Et, d'un coup, Jungkook avait perdu Jimin, s'était fait brutalement repousser, le strigile qui claquait sur le sol marbré, les mains de Jimin qui tremblaient.
— Tae ? avait-il murmuré, incrédule, presque du désespoir dans les yeux, la voix.
— Mais qu'est-ce que tu fais ? Qu'est-ce qu'il t'arrive ? Il t'a forcé ?!
L'autre était furibond, c'était risible. Jungkook se fit pourtant attentif.
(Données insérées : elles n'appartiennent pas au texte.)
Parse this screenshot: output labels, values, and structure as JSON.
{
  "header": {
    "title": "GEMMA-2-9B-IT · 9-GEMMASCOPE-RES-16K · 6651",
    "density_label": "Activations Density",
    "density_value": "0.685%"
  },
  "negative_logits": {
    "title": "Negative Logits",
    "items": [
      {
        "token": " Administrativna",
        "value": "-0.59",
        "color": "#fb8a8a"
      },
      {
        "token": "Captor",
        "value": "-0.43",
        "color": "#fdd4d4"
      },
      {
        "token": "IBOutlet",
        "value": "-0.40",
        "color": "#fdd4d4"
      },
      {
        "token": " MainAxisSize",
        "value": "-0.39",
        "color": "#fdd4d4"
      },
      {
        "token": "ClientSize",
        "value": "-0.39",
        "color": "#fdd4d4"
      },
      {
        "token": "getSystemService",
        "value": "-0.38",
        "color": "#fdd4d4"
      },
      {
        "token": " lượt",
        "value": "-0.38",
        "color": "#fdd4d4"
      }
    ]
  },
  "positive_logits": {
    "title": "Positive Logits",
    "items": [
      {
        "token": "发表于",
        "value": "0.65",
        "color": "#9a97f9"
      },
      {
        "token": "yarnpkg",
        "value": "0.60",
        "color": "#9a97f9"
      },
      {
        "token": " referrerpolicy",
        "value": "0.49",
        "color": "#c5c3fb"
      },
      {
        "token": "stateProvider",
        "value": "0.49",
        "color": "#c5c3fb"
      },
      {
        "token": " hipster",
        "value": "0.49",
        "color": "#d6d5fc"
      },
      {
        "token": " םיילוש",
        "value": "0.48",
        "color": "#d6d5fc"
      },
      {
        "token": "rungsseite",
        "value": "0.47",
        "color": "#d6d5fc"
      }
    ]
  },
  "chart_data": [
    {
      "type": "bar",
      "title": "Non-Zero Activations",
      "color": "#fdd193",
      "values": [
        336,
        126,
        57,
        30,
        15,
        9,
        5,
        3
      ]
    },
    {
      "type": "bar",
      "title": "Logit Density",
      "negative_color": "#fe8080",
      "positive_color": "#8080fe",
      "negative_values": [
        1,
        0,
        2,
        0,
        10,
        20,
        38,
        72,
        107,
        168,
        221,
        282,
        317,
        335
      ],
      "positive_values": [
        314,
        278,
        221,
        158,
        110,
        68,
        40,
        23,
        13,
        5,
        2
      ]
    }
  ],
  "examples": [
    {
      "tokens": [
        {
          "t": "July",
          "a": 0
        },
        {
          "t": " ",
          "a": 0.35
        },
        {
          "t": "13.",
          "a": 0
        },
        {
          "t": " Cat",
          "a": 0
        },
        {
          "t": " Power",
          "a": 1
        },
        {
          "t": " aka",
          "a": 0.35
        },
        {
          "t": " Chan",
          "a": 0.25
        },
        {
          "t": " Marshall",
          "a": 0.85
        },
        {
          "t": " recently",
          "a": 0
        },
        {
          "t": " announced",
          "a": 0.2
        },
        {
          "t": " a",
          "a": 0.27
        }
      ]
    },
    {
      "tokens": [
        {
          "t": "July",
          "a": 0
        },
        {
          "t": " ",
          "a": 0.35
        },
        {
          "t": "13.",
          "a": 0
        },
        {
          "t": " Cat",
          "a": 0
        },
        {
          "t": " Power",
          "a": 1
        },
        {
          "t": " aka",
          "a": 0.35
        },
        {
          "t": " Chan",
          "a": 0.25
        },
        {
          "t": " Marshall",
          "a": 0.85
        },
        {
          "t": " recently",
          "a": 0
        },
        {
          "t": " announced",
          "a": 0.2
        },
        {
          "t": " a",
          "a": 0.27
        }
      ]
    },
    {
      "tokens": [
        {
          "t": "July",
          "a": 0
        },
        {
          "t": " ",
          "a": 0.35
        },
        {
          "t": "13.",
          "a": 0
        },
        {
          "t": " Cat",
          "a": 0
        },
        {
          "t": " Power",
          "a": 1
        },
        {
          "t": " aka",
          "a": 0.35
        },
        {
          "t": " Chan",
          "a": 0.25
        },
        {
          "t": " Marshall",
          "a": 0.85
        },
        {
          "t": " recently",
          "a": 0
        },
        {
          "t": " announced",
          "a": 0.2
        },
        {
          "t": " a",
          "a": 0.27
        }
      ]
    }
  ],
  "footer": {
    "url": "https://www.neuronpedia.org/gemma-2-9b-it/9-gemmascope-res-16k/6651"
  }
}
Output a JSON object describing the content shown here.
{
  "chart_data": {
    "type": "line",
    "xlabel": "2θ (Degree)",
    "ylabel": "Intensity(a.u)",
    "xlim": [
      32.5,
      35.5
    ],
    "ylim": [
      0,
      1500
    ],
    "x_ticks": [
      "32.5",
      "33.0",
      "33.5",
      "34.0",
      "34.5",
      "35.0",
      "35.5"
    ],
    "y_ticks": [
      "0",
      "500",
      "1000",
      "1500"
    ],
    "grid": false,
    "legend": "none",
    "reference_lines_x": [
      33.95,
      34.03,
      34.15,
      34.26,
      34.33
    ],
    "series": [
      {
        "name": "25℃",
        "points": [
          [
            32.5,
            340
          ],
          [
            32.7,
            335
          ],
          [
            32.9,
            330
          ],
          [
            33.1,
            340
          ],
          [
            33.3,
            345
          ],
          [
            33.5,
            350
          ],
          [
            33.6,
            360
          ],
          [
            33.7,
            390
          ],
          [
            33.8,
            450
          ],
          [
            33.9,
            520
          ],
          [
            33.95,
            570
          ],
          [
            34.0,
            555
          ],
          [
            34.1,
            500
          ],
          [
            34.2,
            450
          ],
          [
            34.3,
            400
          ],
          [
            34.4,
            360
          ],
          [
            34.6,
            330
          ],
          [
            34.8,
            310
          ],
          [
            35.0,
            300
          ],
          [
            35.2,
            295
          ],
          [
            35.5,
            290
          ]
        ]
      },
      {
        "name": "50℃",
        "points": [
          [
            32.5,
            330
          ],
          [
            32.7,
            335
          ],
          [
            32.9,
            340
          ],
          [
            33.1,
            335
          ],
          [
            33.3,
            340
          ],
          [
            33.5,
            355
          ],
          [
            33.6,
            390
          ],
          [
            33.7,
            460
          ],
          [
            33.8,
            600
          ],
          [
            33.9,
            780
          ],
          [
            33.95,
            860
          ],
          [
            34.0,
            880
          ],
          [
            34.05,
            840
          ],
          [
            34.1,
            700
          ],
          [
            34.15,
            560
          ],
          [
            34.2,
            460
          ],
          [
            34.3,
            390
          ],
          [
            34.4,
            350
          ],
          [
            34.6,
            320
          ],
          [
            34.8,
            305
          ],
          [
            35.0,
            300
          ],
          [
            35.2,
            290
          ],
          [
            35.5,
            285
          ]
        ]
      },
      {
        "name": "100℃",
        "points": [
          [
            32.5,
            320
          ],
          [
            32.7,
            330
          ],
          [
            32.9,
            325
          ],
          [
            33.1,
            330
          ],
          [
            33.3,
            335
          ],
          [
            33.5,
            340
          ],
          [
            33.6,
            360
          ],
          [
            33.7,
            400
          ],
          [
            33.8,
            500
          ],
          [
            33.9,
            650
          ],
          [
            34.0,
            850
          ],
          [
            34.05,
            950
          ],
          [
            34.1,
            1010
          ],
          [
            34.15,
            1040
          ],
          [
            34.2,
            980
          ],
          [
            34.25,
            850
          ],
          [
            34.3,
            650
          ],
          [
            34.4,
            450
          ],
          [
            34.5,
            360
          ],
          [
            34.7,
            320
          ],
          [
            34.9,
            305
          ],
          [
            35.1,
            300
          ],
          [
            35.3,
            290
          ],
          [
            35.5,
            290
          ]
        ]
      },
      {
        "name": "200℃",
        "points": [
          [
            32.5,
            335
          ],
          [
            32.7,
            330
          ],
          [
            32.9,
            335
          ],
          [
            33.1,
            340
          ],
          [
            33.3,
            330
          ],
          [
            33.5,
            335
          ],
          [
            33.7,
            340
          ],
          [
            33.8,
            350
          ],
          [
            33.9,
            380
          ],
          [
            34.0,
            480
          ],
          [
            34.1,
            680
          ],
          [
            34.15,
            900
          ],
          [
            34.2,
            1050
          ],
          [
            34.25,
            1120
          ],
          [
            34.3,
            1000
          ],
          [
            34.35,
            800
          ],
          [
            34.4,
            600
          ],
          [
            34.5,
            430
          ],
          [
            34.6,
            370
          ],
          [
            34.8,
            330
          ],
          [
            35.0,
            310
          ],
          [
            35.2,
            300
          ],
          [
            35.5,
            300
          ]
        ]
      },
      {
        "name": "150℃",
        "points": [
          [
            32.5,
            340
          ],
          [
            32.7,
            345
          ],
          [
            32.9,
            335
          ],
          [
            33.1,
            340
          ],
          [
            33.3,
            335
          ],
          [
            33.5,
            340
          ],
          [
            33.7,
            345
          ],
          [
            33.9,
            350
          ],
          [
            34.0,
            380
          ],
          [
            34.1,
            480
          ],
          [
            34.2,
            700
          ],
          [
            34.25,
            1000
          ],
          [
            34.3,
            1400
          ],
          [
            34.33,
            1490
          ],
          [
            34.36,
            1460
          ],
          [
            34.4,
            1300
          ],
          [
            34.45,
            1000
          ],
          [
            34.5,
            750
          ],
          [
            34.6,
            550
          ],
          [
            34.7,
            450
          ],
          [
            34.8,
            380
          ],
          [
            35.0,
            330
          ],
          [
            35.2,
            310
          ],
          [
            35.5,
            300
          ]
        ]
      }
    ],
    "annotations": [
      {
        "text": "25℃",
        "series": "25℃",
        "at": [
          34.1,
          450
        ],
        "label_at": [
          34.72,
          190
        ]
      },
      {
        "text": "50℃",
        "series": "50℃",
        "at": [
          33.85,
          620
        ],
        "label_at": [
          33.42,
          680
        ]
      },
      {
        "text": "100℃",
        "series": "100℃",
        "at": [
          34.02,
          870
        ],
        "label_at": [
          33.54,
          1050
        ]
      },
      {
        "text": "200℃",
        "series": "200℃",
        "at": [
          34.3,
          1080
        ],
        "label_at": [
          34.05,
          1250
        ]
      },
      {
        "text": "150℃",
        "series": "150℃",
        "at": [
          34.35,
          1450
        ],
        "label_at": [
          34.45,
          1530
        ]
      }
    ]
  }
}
L'ordure n'allait quand même pas mentir ?
Et Jungkook s'accrochait à ce ordure ressorti d'on ne sait où, comme un rempart, une précaution contre...
— Non.
Le murmure, les yeux qui le fuyaient pourtant, hagards, papillonnant désespérément autour de lui.
Jungkook eut honte du ordure, voulut se pencher vers Jimin et lui chuchoter le secret de la nervure dans la pierre, qu'il pouvait la suivre pour oublier l'autour.
Mais Jimin partait déjà, fuyait vers l'ombre du couloir, le laissant là, le corps à moitié huilé encore, chaud, bouillonnant de désir interrompu.
L'autre s'empressa de suivre Jimin, après un regard de profond dédain qui donna l'envie à Jungkook de frapper, à nouveau. Il l'oubliait parfois, ici, mais des regards comme celui-ci se chargeaient toujours de le lui rappeler. Sa condition de pauvre. La raison du "Jimin?!" outré de tout à l'heure certainement.
Il fallait retourner au sac, reprendre quelques frappes, se calmer. Chasser ce putain de regard de riche de son esprit. Chasser ce corps aussi, ce corps de riche étincelant, presque frêle contre lui. Si pliant contre le sien, prêt à le suivre, à l'accompagner de ses mains, de sa bouche.
Jungkook étouffait, de rage, de désir encore. Il fit quelques pas. Le sac, le sac, et frapper.
Mais cet éclair, sur le sol, ce gris sur le marbre. Le foutu strigile, oublié encore.
Jungkook se baissa, l'attrapa. La chaleur était toujours là, sur le métal, dans son corps, brûlure inassouvie.
Il hésita, serra la poignée.
Puis, finalement, quitta la palestre, racloir en main, se pressa vers le vestiaire, désert à cette heure. Vers l'eau du bain qu'il imaginait déjà l'envelopper, remplacer la douceur déjà perdue, à peine découverte.
Remplacer le corps de Jimin, le strigile contre sa peau.